[IDEA] cargo command for build cache within containers

Hello fellow rustaceans!

The TLDR is that there's no way to prefetch dependencies with Cargo, so within Docker images dependencies have to be fetched and built whenever the project source changes.


I've run into an inefficiency with cargo lately when building rust packages within Docker images. The naive process is to start with the official rust docker image with all the tooling, add all of the source code with something like COPY . ., and then use RUN cargo install --path . or something similar. Now whenever I change my project source, the COPY ... step is invalidated and every step after it, so on the subsequent build all of the dependencies have to be fetched and compiled again, even if they haven't changed.

In other languages, like JS for example, this is solved by copying over the project file first, installing the dependencies, and then copying over the source. By doing this, changes to the project source don't invalidate the step in which the dependencies are fetched/built, so the build time is dramatically reduced after the first build.

The best solution to this problem that I can foresee is to add a cargo subcommand like cargo prefetch whose purpose would be to fetch all of the dependencies defined in the Cargo.lock file and build them for the release target by default, without requiring access to anything in the src directory. If this subcommand existed, one could copy over all their project config, run cargo prefetch, and then copy over the rest of their source, and then finally run their build command of choice.

My workaround at the moment is basically just copying over all the project config and a src directory with a boilerplate main.rs, running a preliminary release build, then copying over all the actual source and running the build again.

I have considered the solution of just not developing within Docker images and instead only building within a Docker image when the project's mostly done, but it's just not tenable for me. Many of the projects I work on require complex infrastructure which demands the app be tested inside a compose setup, so testing builds inside of Docker images is a must.

If a cargo command already exists for this please let me know. I looked but might have missed it. Otherwise, I think this could be a useful command to add to cargo, and not one that I think would require groundbreaking work.

Please let me know your thoughts on this. I haven't been working with rust for long, only about a year or so, so I'd love to learn about any potential design patterns or policies rust employs that would bar it from such a subcommand. Anyways thanks for reading!

4 Likes

Does it not work for you to copy Cargo.lock, and then run cargo fetch?

Partially. It fetches the dependencies but doesn't build them. The problem here is that usually building dependencies takes far longer than fetching them, so even if I fetch all the dependencies beforehand it still takes 2 minutes to compile ≈300 crates on my hardware every time the source changes.

Perhaps though the existence of the fetch subcommand means the proposed subcommand should be named something like prebuild or dep_build.

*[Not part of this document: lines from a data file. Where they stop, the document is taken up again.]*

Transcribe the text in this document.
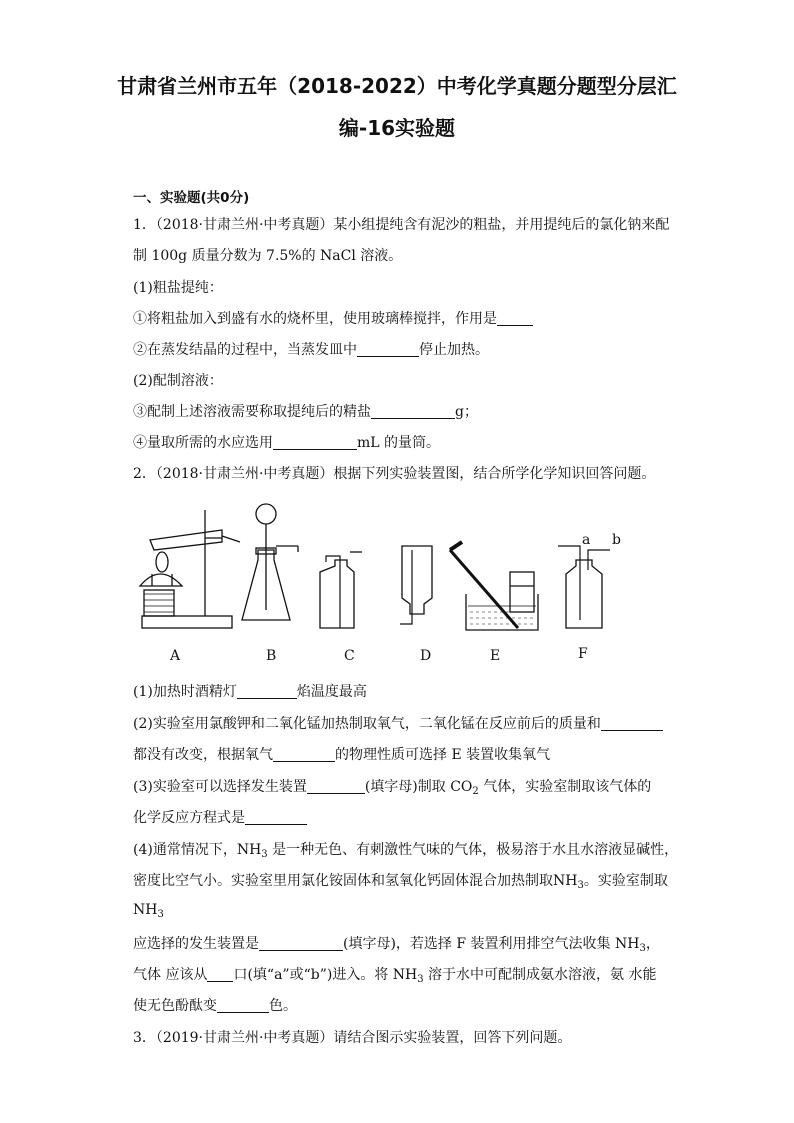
甘肃省兰州市五年（2018-2022）中考化学真题分题型分层汇
编-16实验题
一、实验题(共0分)
1．（2018·甘肃兰州·中考真题）某小组提纯含有泥沙的粗盐，并用提纯后的氯化钠来配
制 100g 质量分数为 7.5%的 NaCl 溶液。
(1)粗盐提纯：
①将粗盐加入到盛有水的烧杯里，使用玻璃棒搅拌，作用是
②在蒸发结晶的过程中，当蒸发皿中	停止加热。
(2)配制溶液：
③配制上述溶液需要称取提纯后的精盐	g；
④量取所需的水应选用	mL 的量筒。
2．（2018·甘肃兰州·中考真题）根据下列实验装置图，结合所学化学知识回答问题。
a b
A	B	C	D	E	F
(1)加热时酒精灯	焰温度最高
(2)实验室用氯酸钾和二氧化锰加热制取氧气，二氧化锰在反应前后的质量和
都没有改变，根据氧气	的物理性质可选择 E 装置收集氧气
(3)实验室可以选择发生装置	(填字母)制取 $CO_2$ 气体，实验室制取该气体的
化学反应方程式是
(4)通常情况下，$NH_3$ 是一种无色、有刺激性气味的气体，极易溶于水且水溶液显碱性，
密度比空气小。实验室里用氯化铵固体和氢氧化钙固体混合加热制取$NH_3$。实验室制取
$NH_3$
应选择的发生装置是	(填字母)，若选择 F 装置利用排空气法收集 $NH_3$，
气体 应该从 口(填“a”或“b”)进入。将 $NH_3$ 溶于水中可配制成氨水溶液，氨 水能
使无色酚酞变	色。
3．（2019·甘肃兰州·中考真题）请结合图示实验装置，回答下列问题。
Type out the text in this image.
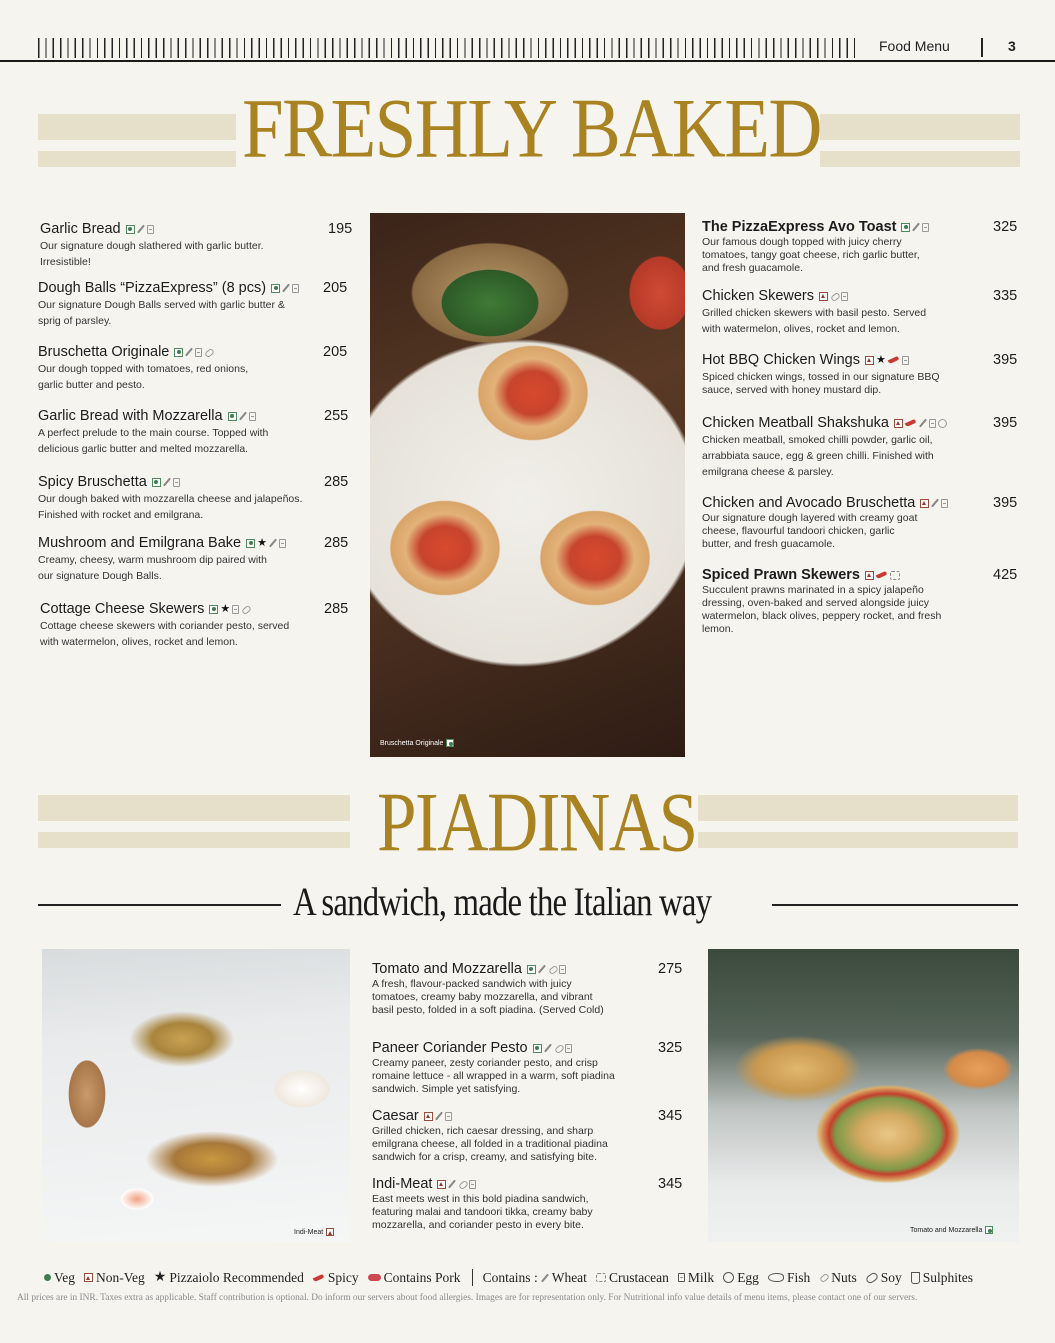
Food Menu	3
FRESHLY BAKED
Garlic Bread	195
Our signature dough slathered with garlic butter. Irresistible!
Dough Balls “PizzaExpress” (8 pcs)	205
Our signature Dough Balls served with garlic butter & sprig of parsley.
Bruschetta Originale	205
Our dough topped with tomatoes, red onions, garlic butter and pesto.
Garlic Bread with Mozzarella	255
A perfect prelude to the main course. Topped with delicious garlic butter and melted mozzarella.
Spicy Bruschetta	285
Our dough baked with mozzarella cheese and jalapeños. Finished with rocket and emilgrana.
Mushroom and Emilgrana Bake ★	285
Creamy, cheesy, warm mushroom dip paired with our signature Dough Balls.
Cottage Cheese Skewers ★	285
Cottage cheese skewers with coriander pesto, served with watermelon, olives, rocket and lemon.
Bruschetta Originale
The PizzaExpress Avo Toast	325
Our famous dough topped with juicy cherry tomatoes, tangy goat cheese, rich garlic butter, and fresh guacamole.
Chicken Skewers	335
Grilled chicken skewers with basil pesto. Served with watermelon, olives, rocket and lemon.
Hot BBQ Chicken Wings ★	395
Spiced chicken wings, tossed in our signature BBQ sauce, served with honey mustard dip.
Chicken Meatball Shakshuka	395
Chicken meatball, smoked chilli powder, garlic oil, arrabbiata sauce, egg & green chilli. Finished with emilgrana cheese & parsley.
Chicken and Avocado Bruschetta	395
Our signature dough layered with creamy goat cheese, flavourful tandoori chicken, garlic butter, and fresh guacamole.
Spiced Prawn Skewers	425
Succulent prawns marinated in a spicy jalapeño dressing, oven-baked and served alongside juicy watermelon, black olives, peppery rocket, and fresh lemon.
PIADINAS
A sandwich, made the Italian way
Indi-Meat
Tomato and Mozzarella	275
A fresh, flavour-packed sandwich with juicy tomatoes, creamy baby mozzarella, and vibrant basil pesto, folded in a soft piadina. (Served Cold)
Paneer Coriander Pesto	325
Creamy paneer, zesty coriander pesto, and crisp romaine lettuce - all wrapped in a warm, soft piadina sandwich. Simple yet satisfying.
Caesar	345
Grilled chicken, rich caesar dressing, and sharp emilgrana cheese, all folded in a traditional piadina sandwich for a crisp, creamy, and satisfying bite.
Indi-Meat	345
East meets west in this bold piadina sandwich, featuring malai and tandoori tikka, creamy baby mozzarella, and coriander pesto in every bite.	Tomato and Mozzarella
Veg Non-Veg ★ Pizzaiolo Recommended Spicy Contains Pork Contains : Wheat Crustacean Milk Egg Fish Nuts Soy Sulphites
All prices are in INR. Taxes extra as applicable. Staff contribution is optional. Do inform our servers about food allergies. Images are for representation only. For Nutritional info value details of menu items, please contact one of our servers.
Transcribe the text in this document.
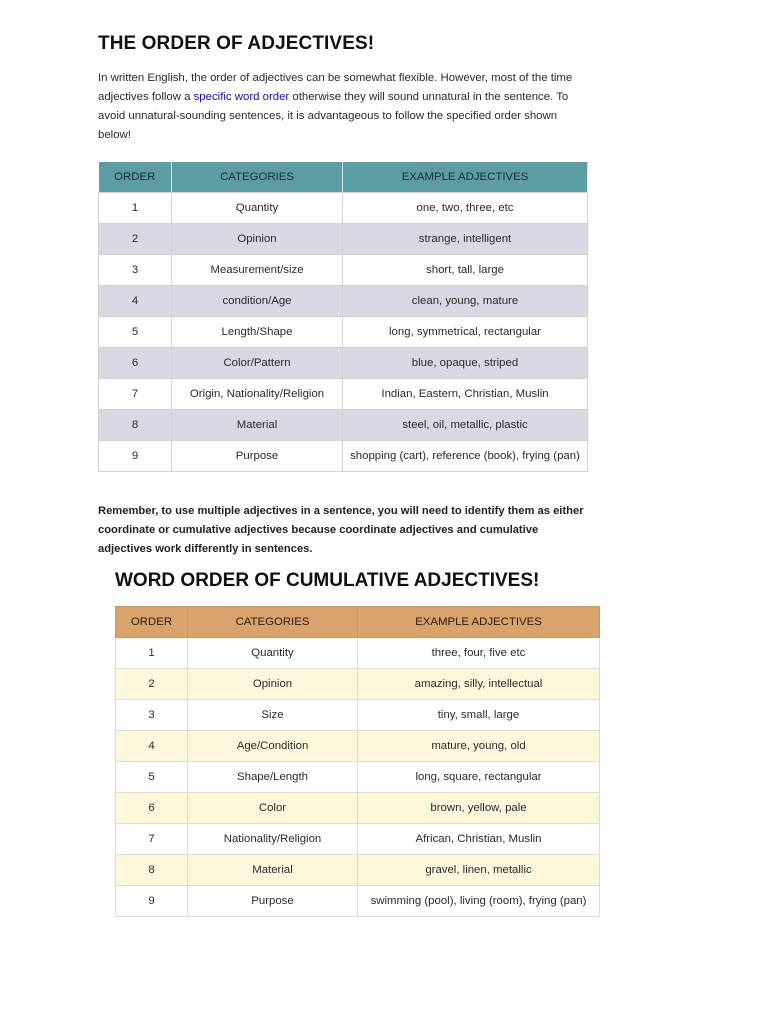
THE ORDER OF ADJECTIVES!

In written English, the order of adjectives can be somewhat flexible. However, most of the time adjectives follow a specific word order otherwise they will sound unnatural in the sentence. To avoid unnatural-sounding sentences, it is advantageous to follow the specified order shown below!

ORDER	CATEGORIES	EXAMPLE ADJECTIVES
1	Quantity	one, two, three, etc
2	Opinion	strange, intelligent
3	Measurement/size	short, tall, large
4	condition/Age	clean, young, mature
5	Length/Shape	long, symmetrical, rectangular
6	Color/Pattern	blue, opaque, striped
7	Origin, Nationality/Religion	Indian, Eastern, Christian, Muslin
8	Material	steel, oil, metallic, plastic
9	Purpose	shopping (cart), reference (book), frying (pan)

Remember, to use multiple adjectives in a sentence, you will need to identify them as either coordinate or cumulative adjectives because coordinate adjectives and cumulative adjectives work differently in sentences.

WORD ORDER OF CUMULATIVE ADJECTIVES!
ORDER	CATEGORIES	EXAMPLE ADJECTIVES
1	Quantity	three, four, five etc
2	Opinion	amazing, silly, intellectual
3	Size	tiny, small, large
4	Age/Condition	mature, young, old
5	Shape/Length	long, square, rectangular
6	Color	brown, yellow, pale
7	Nationality/Religion	African, Christian, Muslin
8	Material	gravel, linen, metallic
9	Purpose	swimming (pool), living (room), frying (pan)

"Build with a dummy src" is the usual workaround. The tricky part is that docker-style caching is only file-level granular, and Cargo.toml contains both information about upstream/dependencies and the local package, so it's not possible to say whether you need to rebuild upstream based only on looking at file mtime.

Additionally, cargo will refuse to do anything if you don't have any src at all, because it doesn't know how to interpret a misconfigured manifest, and a manifest without any local crates/targets is misconfigured. This holds even for commands that could otherwise function, like cargo metadata, or a hypothetical cargo build --only-deps.

If you're going to need to stub out the local build targets anyway in order to satisfy coarse file-based change tracking, there's little benefit to a command which only builds upstream, since the non-stub presence of the local targets' code will be tracked into your caching layer anyway.

The proper solution is a slightly smarter caching layer which can cooperate with Cargo's caching. The way the typical caching action for GitHub Actions CI works is by removing the local targets' build artifacts from the target cache (something which is easily knowable) and submitting what remains for the persistent cache (keyed on the lockfile). This gets correct caching behavior by getting Cargo to do the hard work instead of reimplementing a worse version of it.

Ideally for development, you'd use a different scheme altogether which allows you to take advantage of incremental, both when adding/changing upstream dependencies and for changes to local code.

[aside] nix probably fixes this, somehow [/aside]

1 Like

Hi, this requirement has been asked by a lot of people already (see cargo build --dependencies-only · Issue #2644 · rust-lang/cargo · GitHub). The problem is not straightforward, due to how Cargo works (just as an example, using Cargo.lock for compiling dependencies is not enough, as you need to also know the correct compiler flags).

I have documented the current state of "fast" Docker builds using Cargo here: Better support of Docker layer caching in Cargo - HackMD. TLDR: Currently the best workaround is to use cargo-chef.

10 Likes

Just throwing in a link to a recent series of fasterthanlime articles that gives a glimpse of how you'd do this using nix: Part 9 covers the nix build methodology, with the final docker build flake in part 11. In my limited experience with github:ipetov/crane, the dependency caching is done at the nix derivation level, not necessarily using docker layers. When you change a source file, it still recomputes the dependency list, but each built dependency is cached separately, so you get lots of cache hits.

I imagine the crane library is internally using tricks similar to those already mentioned.